Friday, December 16, 2011

FedEx Occupies Congress


You know how poor widdle Fwed Smith likes to complain about all that nasty wegulation pweventing FedEx from creating jobs?

Smith is one of dozens of multimillionaire CEOs so busy dodging taxes and blowing the corporate treasury on lobbying Congress that they somehow don't get around to hiring workers. In America, that is.  

The peerless David Cay Johnston writes that 30 of the biggest U.S. companies could have hired thousands of workers if they hadn't spent a half billion dollars lobbying Congress over the past three years. In fact, they could have hired 3,100 people for $50,000 a year in wages and benefits to actually do something productive.
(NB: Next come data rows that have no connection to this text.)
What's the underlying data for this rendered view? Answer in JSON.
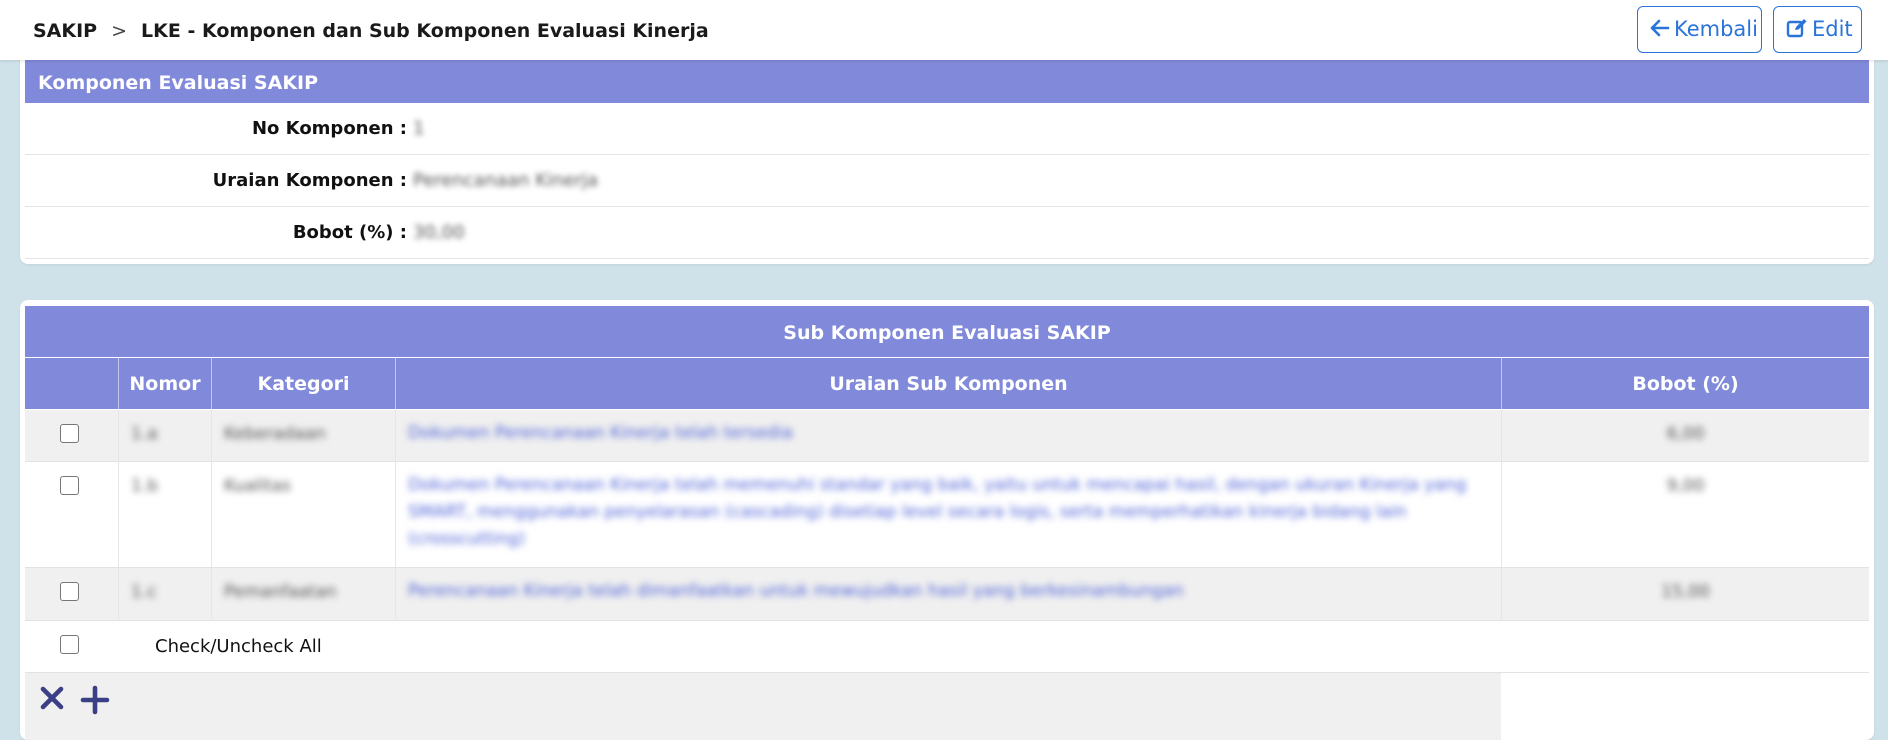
{
  "breadcrumb": {
    "root": "SAKIP",
    "separator": ">",
    "current": "LKE - Komponen dan Sub Komponen Evaluasi Kinerja"
  },
  "buttons": {
    "back": "Kembali",
    "edit": "Edit"
  },
  "component_card": {
    "title": "Komponen Evaluasi SAKIP",
    "fields": [
      {
        "label": "No Komponen :",
        "value": "1"
      },
      {
        "label": "Uraian Komponen :",
        "value": "Perencanaan Kinerja"
      },
      {
        "label": "Bobot (%) :",
        "value": "30,00"
      }
    ]
  },
  "sub_table": {
    "title": "Sub Komponen Evaluasi SAKIP",
    "columns": [
      "",
      "Nomor",
      "Kategori",
      "Uraian Sub Komponen",
      "Bobot (%)"
    ],
    "rows": [
      {
        "nomor": "1.a",
        "kategori": "Keberadaan",
        "uraian": "Dokumen Perencanaan Kinerja telah tersedia",
        "bobot": "6,00"
      },
      {
        "nomor": "1.b",
        "kategori": "Kualitas",
        "uraian": "Dokumen Perencanaan Kinerja telah memenuhi standar yang baik, yaitu untuk mencapai hasil, dengan ukuran Kinerja yang SMART, menggunakan penyelarasan (cascading) disetiap level secara logis, serta memperhatikan kinerja bidang lain (crosscutting)",
        "bobot": "9,00"
      },
      {
        "nomor": "1.c",
        "kategori": "Pemanfaatan",
        "uraian": "Perencanaan Kinerja telah dimanfaatkan untuk mewujudkan hasil yang berkesinambungan",
        "bobot": "15,00"
      }
    ],
    "check_all_label": "Check/Uncheck All"
  },
  "icons": {
    "back": "arrow-left-icon",
    "edit": "edit-icon",
    "delete": "close-icon",
    "add": "plus-icon"
  },
  "colors": {
    "header_bg": "#8189da",
    "accent": "#2a73d9",
    "page_bg": "#cfe2ea",
    "action_icon": "#3b3f86"
  }
}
Johnston points out that FedEx spent $25 million lobbying to protect a rule that treats its express delivery drivers as pilots, making it impossible for them to join a union. Writes Johnston, that's 67 percent of what FedEx paid in taxes. And FedEx's tax bill is less than 1 percent of its profit.
FedEx says it was "educating lawmakers" about a proposal "that would cripple competition in the express delivery industry and hinder our nation's future economic success."
The Teamsters, who represent drivers at United Parcel Service, say FedEx was protecting a special interest rule that shorts workers. UPS pays its unionized drivers 53 percent to 104 percent more per hour than FedEx does.
Johnston drew his conclusions from two recent studies. One, "Corporate Taxpayers and Corporate Tax Dodgers 2008-201," by Citizens for Tax Justice, reported that the 280 most profitable U.S. companies shelter half their profit from taxes.

The second, "For Hire: Lobbyists or the 99%?" by Public Campaign, shows how corporations spend more for lobbyists than they do in taxes.

It's enough to make the 99% want to Occupy Congress.

Oh wait, isn't that the way democracy is supposed to work?